The Navy believes the technology can help with the three keys for military success — weapons range, scouting and command and control — at a lower cost and risk to personnel, said James Holmes, a professor at the Naval War College in Newport, Rhode Island.
But all those benefits must be proven, along with long-term durability in a harsh saltwater environment, he said.
“We’re sort of in Jerry Maguire ‘show me the money’ territory with the tech. It will undoubtedly be useful, but whether it would be a game-changer is far less clear,” said Holmes, who doesn’t speak for the Navy.
Before moving forward, the Navy must first win over a skeptical US Congress after a series of shipbuilding debacles.
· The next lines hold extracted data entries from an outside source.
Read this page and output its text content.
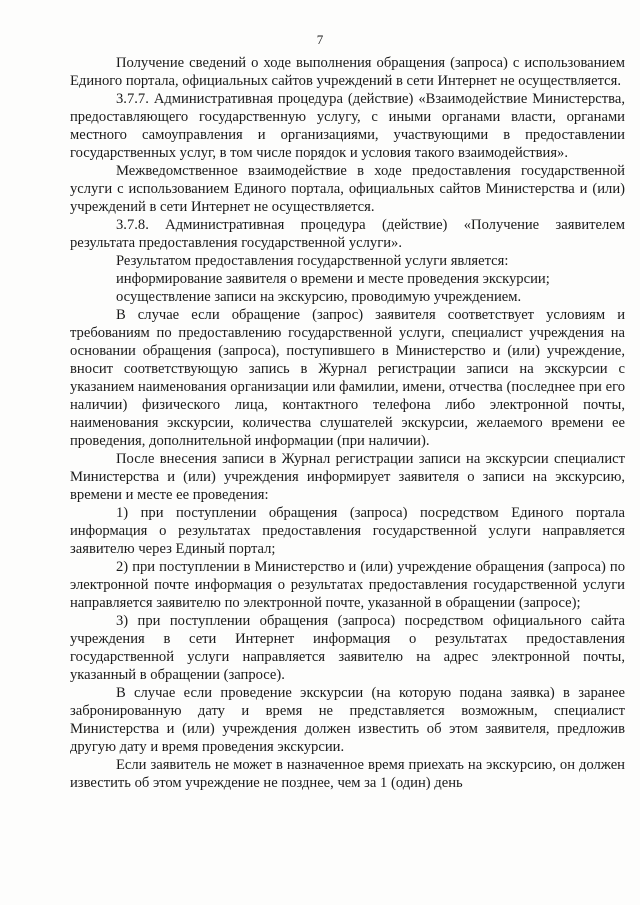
7

Получение сведений о ходе выполнения обращения (запроса) с использованием Единого портала, официальных сайтов учреждений в сети Интернет не осуществляется.

3.7.7. Административная процедура (действие) «Взаимодействие Министерства, предоставляющего государственную услугу, с иными органами власти, органами местного самоуправления и организациями, участвующими в предоставлении государственных услуг, в том числе порядок и условия такого взаимодействия».

Межведомственное взаимодействие в ходе предоставления государственной услуги с использованием Единого портала, официальных сайтов Министерства и (или) учреждений в сети Интернет не осуществляется.

3.7.8. Административная процедура (действие) «Получение заявителем результата предоставления государственной услуги».

Результатом предоставления государственной услуги является:

информирование заявителя о времени и месте проведения экскурсии;

осуществление записи на экскурсию, проводимую учреждением.

В случае если обращение (запрос) заявителя соответствует условиям и требованиям по предоставлению государственной услуги, специалист учреждения на основании обращения (запроса), поступившего в Министерство и (или) учреждение, вносит соответствующую запись в Журнал регистрации записи на экскурсии с указанием наименования организации или фамилии, имени, отчества (последнее при его наличии) физического лица, контактного телефона либо электронной почты, наименования экскурсии, количества слушателей экскурсии, желаемого времени ее проведения, дополнительной информации (при наличии).

После внесения записи в Журнал регистрации записи на экскурсии специалист Министерства и (или) учреждения информирует заявителя о записи на экскурсию, времени и месте ее проведения:

1) при поступлении обращения (запроса) посредством Единого портала информация о результатах предоставления государственной услуги направляется заявителю через Единый портал;

2) при поступлении в Министерство и (или) учреждение обращения (запроса) по электронной почте информация о результатах предоставления государственной услуги направляется заявителю по электронной почте, указанной в обращении (запросе);

3) при поступлении обращения (запроса) посредством официального сайта учреждения в сети Интернет информация о результатах предоставления государственной услуги направляется заявителю на адрес электронной почты, указанный в обращении (запросе).

В случае если проведение экскурсии (на которую подана заявка) в заранее забронированную дату и время не представляется возможным, специалист Министерства и (или) учреждения должен известить об этом заявителя, предложив другую дату и время проведения экскурсии.

Если заявитель не может в назначенное время приехать на экскурсию, он должен известить об этом учреждение не позднее, чем за 1 (один) день
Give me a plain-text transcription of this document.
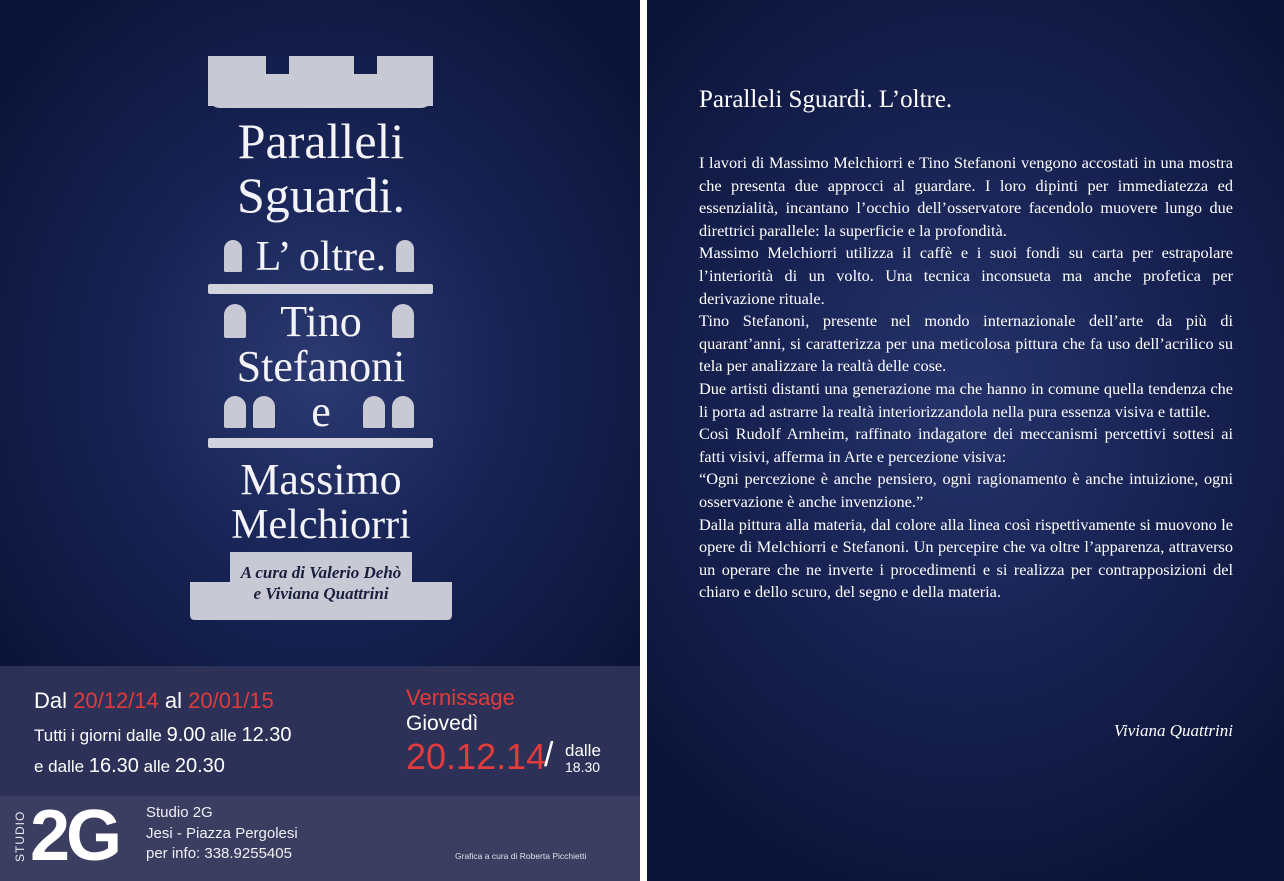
Paralleli
Sguardi.
L’ oltre.
Tino
Stefanoni
e
Massimo
Melchiorri
A cura di Valerio Dehò
e Viviana Quattrini
Dal 20/12/14 al 20/01/15
Tutti i giorni dalle 9.00 alle 12.30
e dalle 16.30 alle 20.30
Vernissage
Giovedì
20.12.14
/ dalle
18.30
STUDIO 2G Studio 2G
Jesi - Piazza Pergolesi
per info: 338.9255405	Grafica a cura di Roberta Picchietti
Paralleli Sguardi. L’oltre.

I lavori di Massimo Melchiorri e Tino Stefanoni vengono accostati in una mostra che presenta due approcci al guardare. I loro dipinti per immediatezza ed essenzialità, incantano l’occhio dell’osservatore facendolo muovere lungo due direttrici parallele: la superficie e la profondità.

Massimo Melchiorri utilizza il caffè e i suoi fondi su carta per estrapolare l’interiorità di un volto. Una tecnica inconsueta ma anche profetica per derivazione rituale.

Tino Stefanoni, presente nel mondo internazionale dell’arte da più di quarant’anni, si caratterizza per una meticolosa pittura che fa uso dell’acrilico su tela per analizzare la realtà delle cose.

Due artisti distanti una generazione ma che hanno in comune quella tendenza che li porta ad astrarre la realtà interiorizzandola nella pura essenza visiva e tattile.

Così Rudolf Arnheim, raffinato indagatore dei meccanismi percettivi sottesi ai fatti visivi, afferma in Arte e percezione visiva:

“Ogni percezione è anche pensiero, ogni ragionamento è anche intuizione, ogni osservazione è anche invenzione.”

Dalla pittura alla materia, dal colore alla linea così rispettivamente si muovono le opere di Melchiorri e Stefanoni. Un percepire che va oltre l’apparenza, attraverso un operare che ne inverte i procedimenti e si realizza per contrapposizioni del chiaro e dello scuro, del segno e della materia.

Viviana Quattrini
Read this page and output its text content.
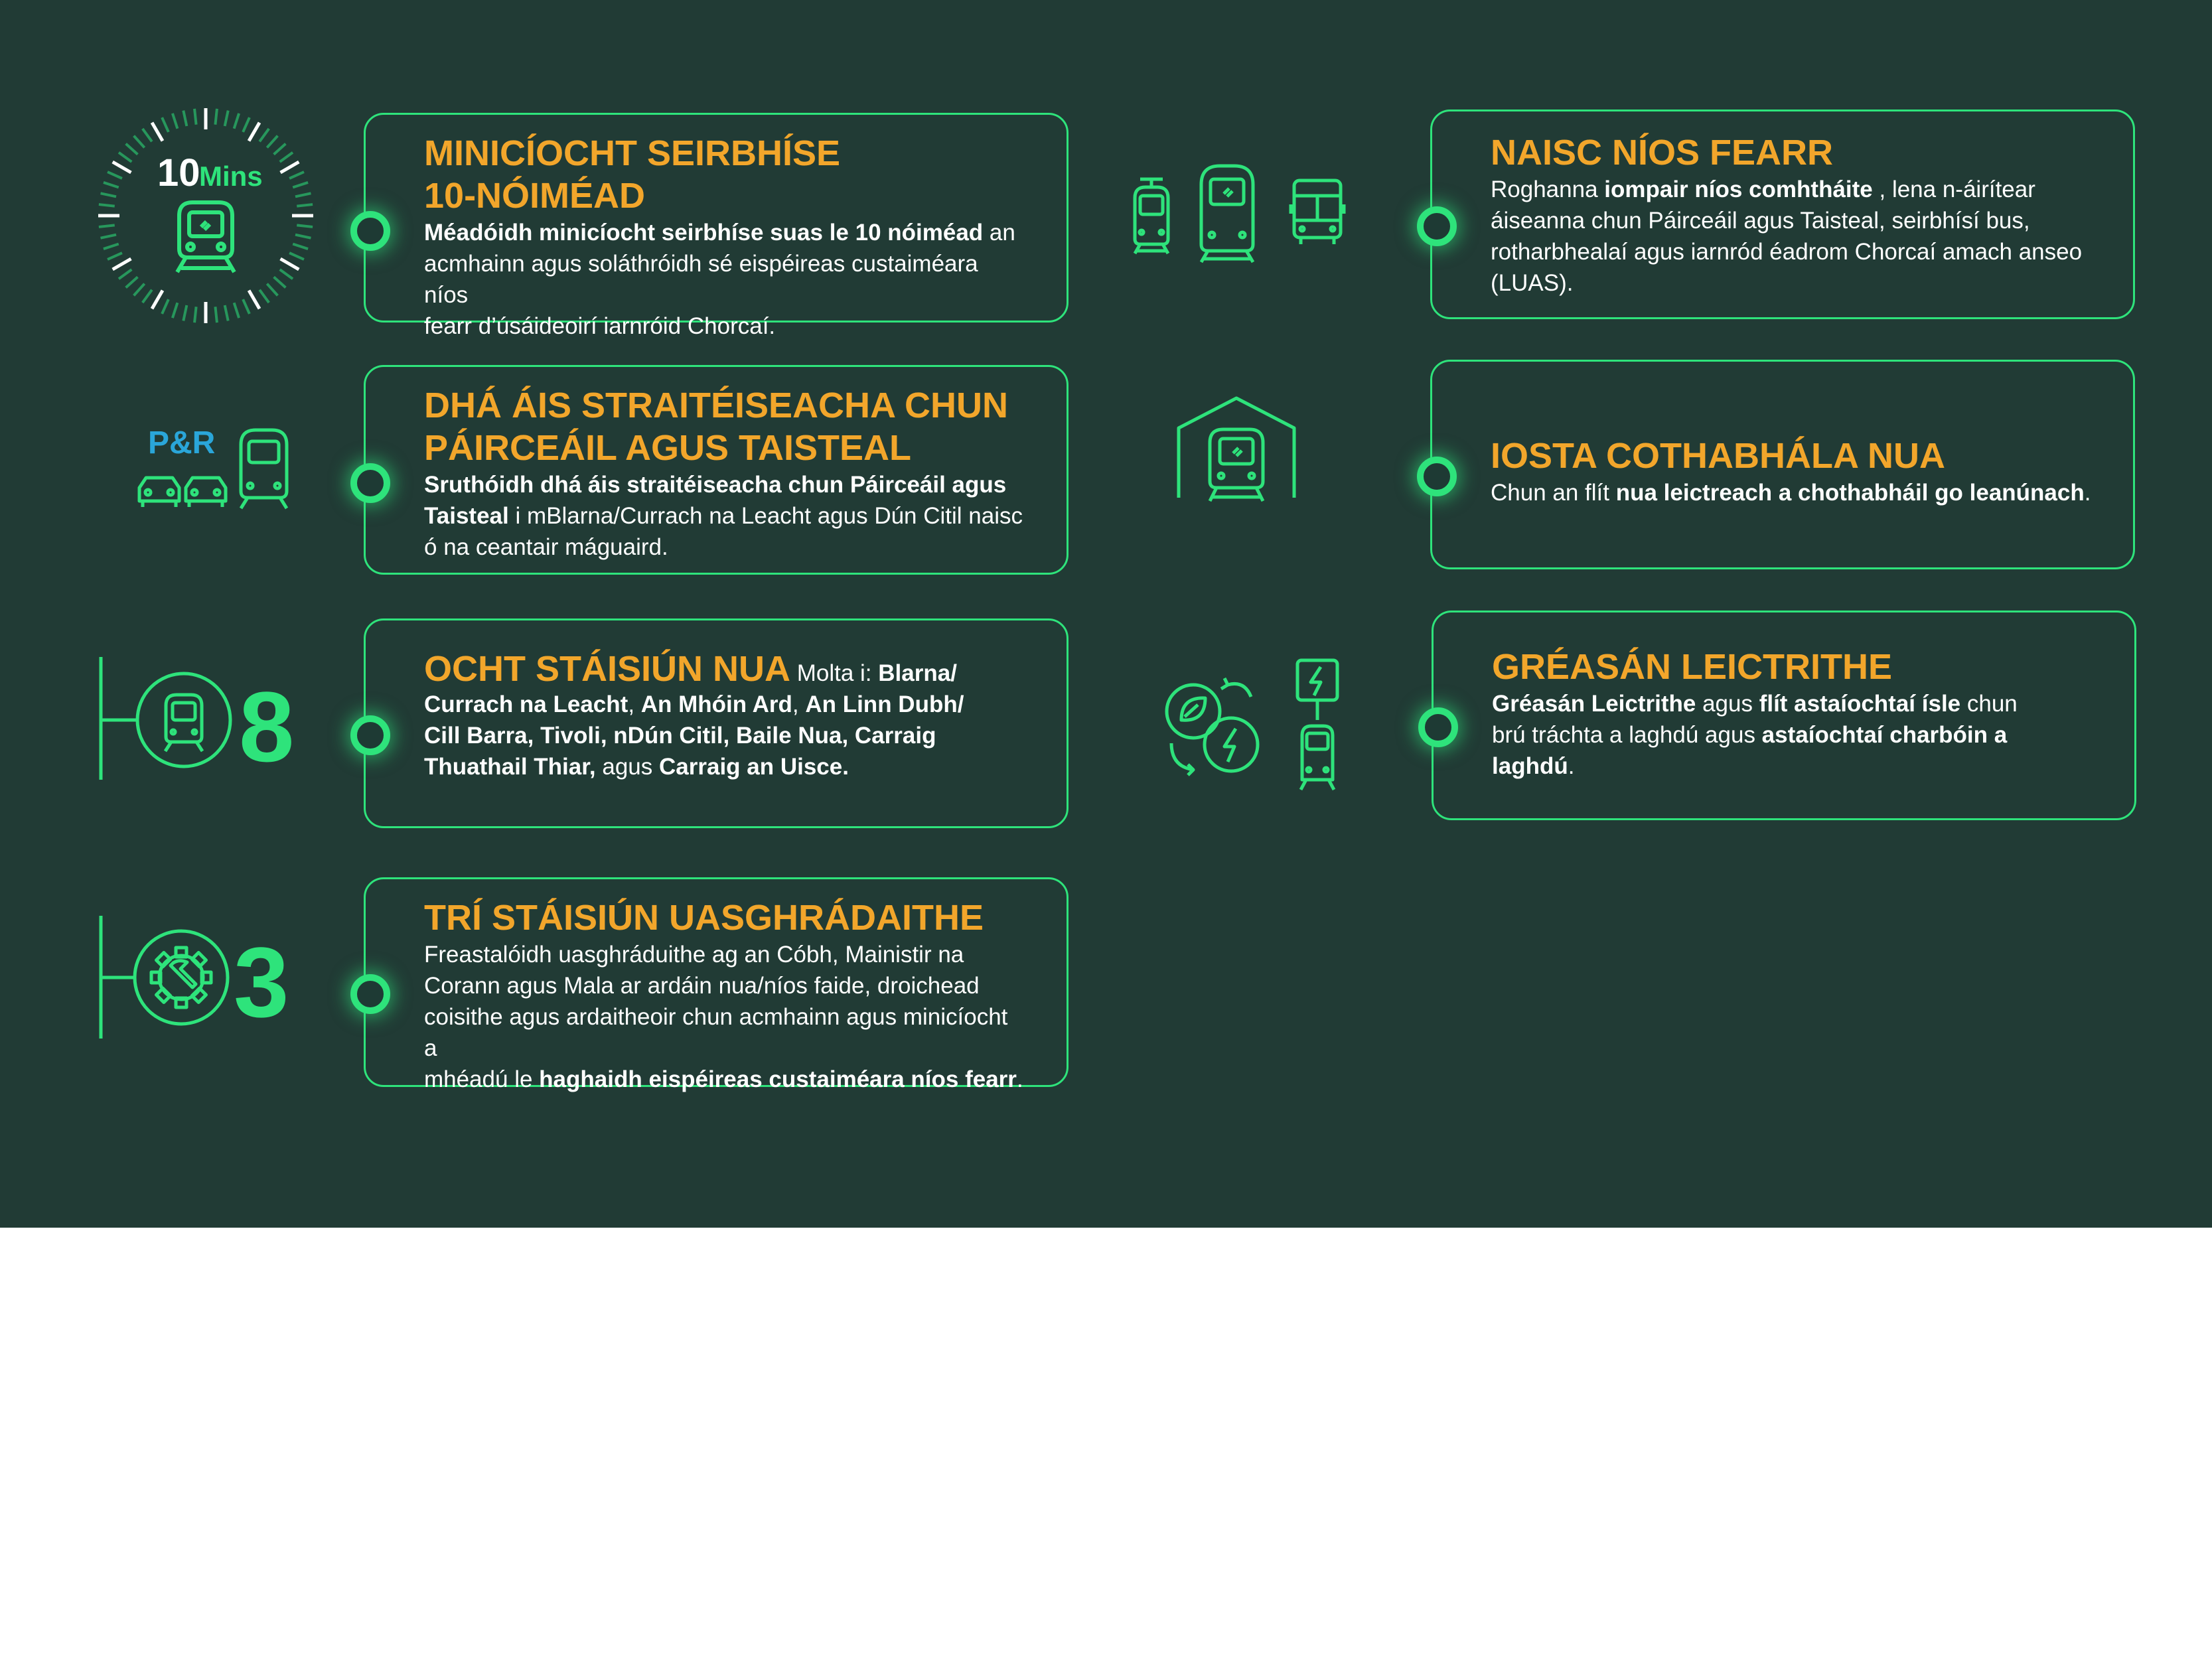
10
Mins

MINICÍOCHT SEIRBHÍSE

10-NÓIMÉAD

Méadóidh minicíocht seirbhíse suas le 10 nóiméad an

acmhainn agus soláthróidh sé eispéireas custaiméara níos

fearr d’úsáideoirí iarnróid Chorcaí.

P&R

DHÁ ÁIS STRAITÉISEACHA CHUN

PÁIRCEÁIL AGUS TAISTEAL

Sruthóidh dhá áis straitéiseacha chun Páirceáil agus

Taisteal i mBlarna/Currach na Leacht agus Dún Citil naisc

ó na ceantair máguaird.

8

OCHT STÁISIÚN NUA Molta i: Blarna/

Currach na Leacht, An Mhóin Ard, An Linn Dubh/

Cill Barra, Tivoli, nDún Citil, Baile Nua, Carraig

Thuathail Thiar, agus Carraig an Uisce.

3

TRÍ STÁISIÚN UASGHRÁDAITHE

Freastalóidh uasghráduithe ag an Cóbh, Mainistir na

Corann agus Mala ar ardáin nua/níos faide, droichead

coisithe agus ardaitheoir chun acmhainn agus minicíocht a

mhéadú le haghaidh eispéireas custaiméara níos fearr.

NAISC NÍOS FEARR

Roghanna iompair níos comhtháite , lena n-áirítear

áiseanna chun Páirceáil agus Taisteal, seirbhísí bus,

rotharbhealaí agus iarnród éadrom Chorcaí amach anseo

(LUAS).

IOSTA COTHABHÁLA NUA

Chun an flít nua leictreach a chothabháil go leanúnach.

GRÉASÁN LEICTRITHE

Gréasán Leictrithe agus flít astaíochtaí ísle chun

brú tráchta a laghdú agus astaíochtaí charbóin a

laghdú.
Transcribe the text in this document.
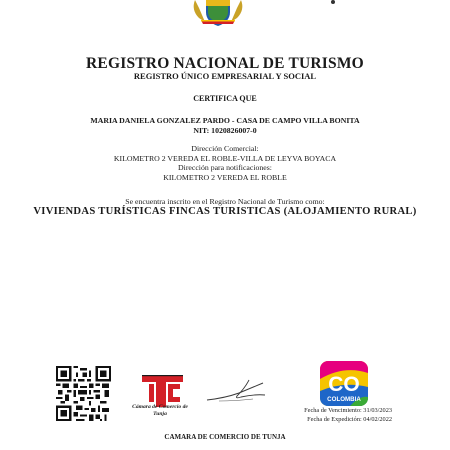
REGISTRO NACIONAL DE TURISMO
REGISTRO ÚNICO EMPRESARIAL Y SOCIAL
CERTIFICA QUE
MARIA DANIELA GONZALEZ PARDO - CASA DE CAMPO VILLA BONITA
NIT: 1020826007-0
Dirección Comercial:
KILOMETRO 2 VEREDA EL ROBLE-VILLA DE LEYVA BOYACA
Dirección para notificaciones:
KILOMETRO 2 VEREDA EL ROBLE
Se encuentra inscrito en el Registro Nacional de Turismo como:
VIVIENDAS TURÍSTICAS FINCAS TURISTICAS (ALOJAMIENTO RURAL)
Cámara de Comercio de
Tunja
CO
COLOMBIA
Fecha de Vencimiento: 31/03/2023
Fecha de Expedición: 04/02/2022
CAMARA DE COMERCIO DE TUNJA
Its speedy littoral combat ships have had propulsion problems, leading to early retirements. The “Advanced Gun System” on its stealth destroyer was a bust because of expensive ammunition. And its newest aircraft carrier had problems with elevators and a new system to launch aircraft.
Critics said the Navy rushed to cram too much new technology onto those ships, leading to failures and growing costs.
“We can’t just throw all the resources at (robotic ships) with the track record of 20 years of failed ship programs,” said Democratic Rep. Elaine Luria of Virginia, a retired Navy officer.
The Navy’s Unmanned Task Force is taking a new approach, using a military equivalent of a venture capital model to expedite new ideas, and moving forward only after technologies are proven, said Michael Stewart, the task force’s director.
This summer, four large drone ships are working alongside conventional ships during war games called the Rim of the Pacific Exercise.
These include the Sea Hunter and Sea Hawk, diesel-powered ships equipped with outriggers for stability in rough seas. The other two are Ranger and Nomad, which are based on oil platform replenishment ships. They have large flat decks from which a missile was successfully fired last year.